4) On A.P. Cabinet nod to abolish Legislative Council: Abolition Politics


  • The abolition and revival of the second chamber in State legislatures have become matters of political expediency. Andhra Pradesh is the latest State to favour the alteration of the status quo regarding the Upper House, in an Assembly resolution for its Legislative Council’s abolition. 
  • A.P. Chief Minister Y.S. Jagan Mohan Reddy’s drastic step comes after key legislation intended to take forward his three-capital proposal was referred to a select committee by the Council, in which his party does not have a majority. 
  • His grievance: the Council is working with a political agenda to block his proposal. While the need for a bicameral legislature in the States has often been questioned, few would support the idea that the potential difficulty in getting the Council’s approval should be a reason for its abolition. 
  • Chief Ministers ought to bear the possible delay that the Council’s opinion or course of action may cause, and seek to build a legislative consensus instead of pushing their agenda through. 
  • In particular, Mr. Reddy will have to listen to different voices on his proposal to locate the State High Court in Kurnool, its legislature in Amaravati, and the government secretariat in Visakhapatnam.
  • A.P.’s proposal will bear fruit only if Parliament passes a law to that effect, based on the State’s request. Recent experience suggests that States without a Legislative Council favour its revival. Rajasthan, Assam, Odisha and Madhya Pradesh have passed resolutions for a revival, but are yet to get parliamentary approval. 
  • In Tamil Nadu, at least two erstwhile DMK regimes had favoured revival, and even parliamentary approval given in 2010 did not result in the actual re-establishment of the Council, which was dissolved in 1986. In A.P., the N.T. Rama Rao regime sought its abolition in 1983, and it was approved by Parliament in 1985. 

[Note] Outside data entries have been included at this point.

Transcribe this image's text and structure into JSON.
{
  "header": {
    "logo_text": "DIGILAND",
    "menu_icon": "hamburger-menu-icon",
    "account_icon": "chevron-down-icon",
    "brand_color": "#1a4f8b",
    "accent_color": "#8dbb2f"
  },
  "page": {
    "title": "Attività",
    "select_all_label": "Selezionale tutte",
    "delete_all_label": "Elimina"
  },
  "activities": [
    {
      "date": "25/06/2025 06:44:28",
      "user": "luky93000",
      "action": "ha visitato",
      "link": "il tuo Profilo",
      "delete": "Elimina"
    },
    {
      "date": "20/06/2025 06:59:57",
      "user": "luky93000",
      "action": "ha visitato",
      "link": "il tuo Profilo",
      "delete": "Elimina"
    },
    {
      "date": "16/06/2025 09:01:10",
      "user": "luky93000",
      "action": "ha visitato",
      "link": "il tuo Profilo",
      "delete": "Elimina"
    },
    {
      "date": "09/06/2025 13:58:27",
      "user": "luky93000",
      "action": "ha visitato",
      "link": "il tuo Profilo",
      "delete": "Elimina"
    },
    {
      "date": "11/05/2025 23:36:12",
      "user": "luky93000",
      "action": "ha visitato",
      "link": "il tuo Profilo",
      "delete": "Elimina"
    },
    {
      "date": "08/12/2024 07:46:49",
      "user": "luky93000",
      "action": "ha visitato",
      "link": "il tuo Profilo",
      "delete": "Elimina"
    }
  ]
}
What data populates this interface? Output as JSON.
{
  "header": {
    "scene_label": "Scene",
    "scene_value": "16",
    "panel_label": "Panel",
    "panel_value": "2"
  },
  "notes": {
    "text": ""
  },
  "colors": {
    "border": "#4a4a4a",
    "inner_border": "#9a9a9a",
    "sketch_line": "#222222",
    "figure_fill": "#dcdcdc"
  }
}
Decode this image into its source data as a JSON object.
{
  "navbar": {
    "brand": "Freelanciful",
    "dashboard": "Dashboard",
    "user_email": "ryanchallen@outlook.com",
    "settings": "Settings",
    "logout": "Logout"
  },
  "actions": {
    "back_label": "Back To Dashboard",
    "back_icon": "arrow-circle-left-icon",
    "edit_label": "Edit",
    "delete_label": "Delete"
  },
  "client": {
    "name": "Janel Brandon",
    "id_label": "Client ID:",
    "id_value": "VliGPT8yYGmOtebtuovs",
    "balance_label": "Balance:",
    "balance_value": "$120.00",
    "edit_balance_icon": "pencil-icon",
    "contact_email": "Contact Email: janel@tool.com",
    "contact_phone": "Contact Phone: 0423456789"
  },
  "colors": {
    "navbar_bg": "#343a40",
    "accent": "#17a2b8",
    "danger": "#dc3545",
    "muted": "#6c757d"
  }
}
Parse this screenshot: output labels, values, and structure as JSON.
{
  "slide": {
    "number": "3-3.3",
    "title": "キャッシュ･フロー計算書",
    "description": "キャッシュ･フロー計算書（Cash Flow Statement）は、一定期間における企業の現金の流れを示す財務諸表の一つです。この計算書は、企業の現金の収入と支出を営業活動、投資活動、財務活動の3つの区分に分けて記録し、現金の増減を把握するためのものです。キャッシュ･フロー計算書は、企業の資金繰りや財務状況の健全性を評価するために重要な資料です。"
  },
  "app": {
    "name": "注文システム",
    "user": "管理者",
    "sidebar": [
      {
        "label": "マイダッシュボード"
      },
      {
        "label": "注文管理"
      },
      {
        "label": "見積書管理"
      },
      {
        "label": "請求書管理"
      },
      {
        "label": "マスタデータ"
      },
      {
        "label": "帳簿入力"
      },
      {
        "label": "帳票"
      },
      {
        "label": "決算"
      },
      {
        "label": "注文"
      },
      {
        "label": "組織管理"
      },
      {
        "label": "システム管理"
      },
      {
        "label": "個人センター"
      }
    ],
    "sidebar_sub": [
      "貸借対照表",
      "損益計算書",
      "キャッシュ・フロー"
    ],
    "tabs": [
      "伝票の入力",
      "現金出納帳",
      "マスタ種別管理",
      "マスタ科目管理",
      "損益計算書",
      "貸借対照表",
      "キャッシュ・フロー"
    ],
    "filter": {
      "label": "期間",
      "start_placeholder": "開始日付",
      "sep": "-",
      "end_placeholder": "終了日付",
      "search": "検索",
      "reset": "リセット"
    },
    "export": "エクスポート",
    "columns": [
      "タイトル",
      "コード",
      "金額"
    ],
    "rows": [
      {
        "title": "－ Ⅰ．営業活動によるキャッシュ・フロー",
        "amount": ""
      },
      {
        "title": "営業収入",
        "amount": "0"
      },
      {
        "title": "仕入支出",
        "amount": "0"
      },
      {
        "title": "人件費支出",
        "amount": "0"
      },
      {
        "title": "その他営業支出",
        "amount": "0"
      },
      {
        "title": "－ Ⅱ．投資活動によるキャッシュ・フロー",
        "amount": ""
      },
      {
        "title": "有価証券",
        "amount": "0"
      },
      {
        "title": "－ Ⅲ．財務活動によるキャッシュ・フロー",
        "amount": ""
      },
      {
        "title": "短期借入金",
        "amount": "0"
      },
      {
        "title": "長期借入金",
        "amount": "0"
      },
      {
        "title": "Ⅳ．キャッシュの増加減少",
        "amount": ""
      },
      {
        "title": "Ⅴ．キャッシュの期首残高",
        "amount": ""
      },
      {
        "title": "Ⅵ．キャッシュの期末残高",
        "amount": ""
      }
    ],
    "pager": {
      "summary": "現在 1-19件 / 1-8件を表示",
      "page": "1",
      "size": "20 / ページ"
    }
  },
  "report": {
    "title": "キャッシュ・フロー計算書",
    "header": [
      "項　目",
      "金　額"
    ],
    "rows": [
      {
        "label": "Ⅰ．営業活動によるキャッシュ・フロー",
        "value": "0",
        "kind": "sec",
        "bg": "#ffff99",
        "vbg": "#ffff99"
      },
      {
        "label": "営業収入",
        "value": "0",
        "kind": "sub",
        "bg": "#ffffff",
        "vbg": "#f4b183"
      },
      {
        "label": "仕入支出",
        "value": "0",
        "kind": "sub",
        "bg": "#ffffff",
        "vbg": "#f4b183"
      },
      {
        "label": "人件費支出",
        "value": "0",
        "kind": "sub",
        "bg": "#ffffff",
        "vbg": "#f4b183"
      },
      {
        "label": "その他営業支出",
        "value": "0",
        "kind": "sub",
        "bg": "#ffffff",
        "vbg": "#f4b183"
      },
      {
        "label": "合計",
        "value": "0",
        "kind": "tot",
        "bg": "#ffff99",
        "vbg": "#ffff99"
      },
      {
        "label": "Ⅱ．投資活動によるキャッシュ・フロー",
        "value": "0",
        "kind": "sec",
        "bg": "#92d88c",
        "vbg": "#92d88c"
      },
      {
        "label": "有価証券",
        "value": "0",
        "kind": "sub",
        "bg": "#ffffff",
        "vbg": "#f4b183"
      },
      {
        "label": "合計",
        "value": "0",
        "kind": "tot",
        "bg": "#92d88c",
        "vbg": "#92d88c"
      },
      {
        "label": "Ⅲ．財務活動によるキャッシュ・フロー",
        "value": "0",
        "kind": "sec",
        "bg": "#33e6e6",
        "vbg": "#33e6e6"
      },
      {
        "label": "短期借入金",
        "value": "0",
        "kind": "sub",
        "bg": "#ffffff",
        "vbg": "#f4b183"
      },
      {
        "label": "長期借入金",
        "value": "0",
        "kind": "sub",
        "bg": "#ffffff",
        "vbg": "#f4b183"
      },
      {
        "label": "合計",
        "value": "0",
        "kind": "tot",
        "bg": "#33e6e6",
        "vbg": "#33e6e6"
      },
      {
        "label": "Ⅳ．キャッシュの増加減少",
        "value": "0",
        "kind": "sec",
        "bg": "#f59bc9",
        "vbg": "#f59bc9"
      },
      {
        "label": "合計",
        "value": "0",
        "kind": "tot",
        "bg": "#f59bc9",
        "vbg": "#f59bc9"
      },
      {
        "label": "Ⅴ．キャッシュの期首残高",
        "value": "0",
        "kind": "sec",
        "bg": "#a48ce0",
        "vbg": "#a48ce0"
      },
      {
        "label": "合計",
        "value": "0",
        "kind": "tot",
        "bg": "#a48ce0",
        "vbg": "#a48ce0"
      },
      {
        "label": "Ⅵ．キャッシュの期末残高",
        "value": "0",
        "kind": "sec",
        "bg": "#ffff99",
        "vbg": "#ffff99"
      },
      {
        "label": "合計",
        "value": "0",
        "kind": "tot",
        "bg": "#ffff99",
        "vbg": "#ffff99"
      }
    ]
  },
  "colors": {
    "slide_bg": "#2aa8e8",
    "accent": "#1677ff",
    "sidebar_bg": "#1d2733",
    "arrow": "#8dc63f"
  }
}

  • Under the Congress’s Y.S. Rajasekhara Reddy, the Legislative Council was revived in 2007. It is quite clear that wherever the Council is sought to be revived or abolished, there is no consensus. 
  • A parliamentary committee that went into the Bills introduced in respect of Assam and Rajasthan suggested that the Centre evolve a national policy on having an Upper House in the States. 
  • The larger question is whether the Councils are serving their intended purpose - to take a considered view on matters without being influenced by electoral considerations. If the Upper Houses are used only for accommodating leaders who have lost general elections, there may not be much meaning in their existence. 
  • There is less justification for having separate representation in Councils for graduates and local bodies when democracy has taken roots and Assemblies are representative of all sections.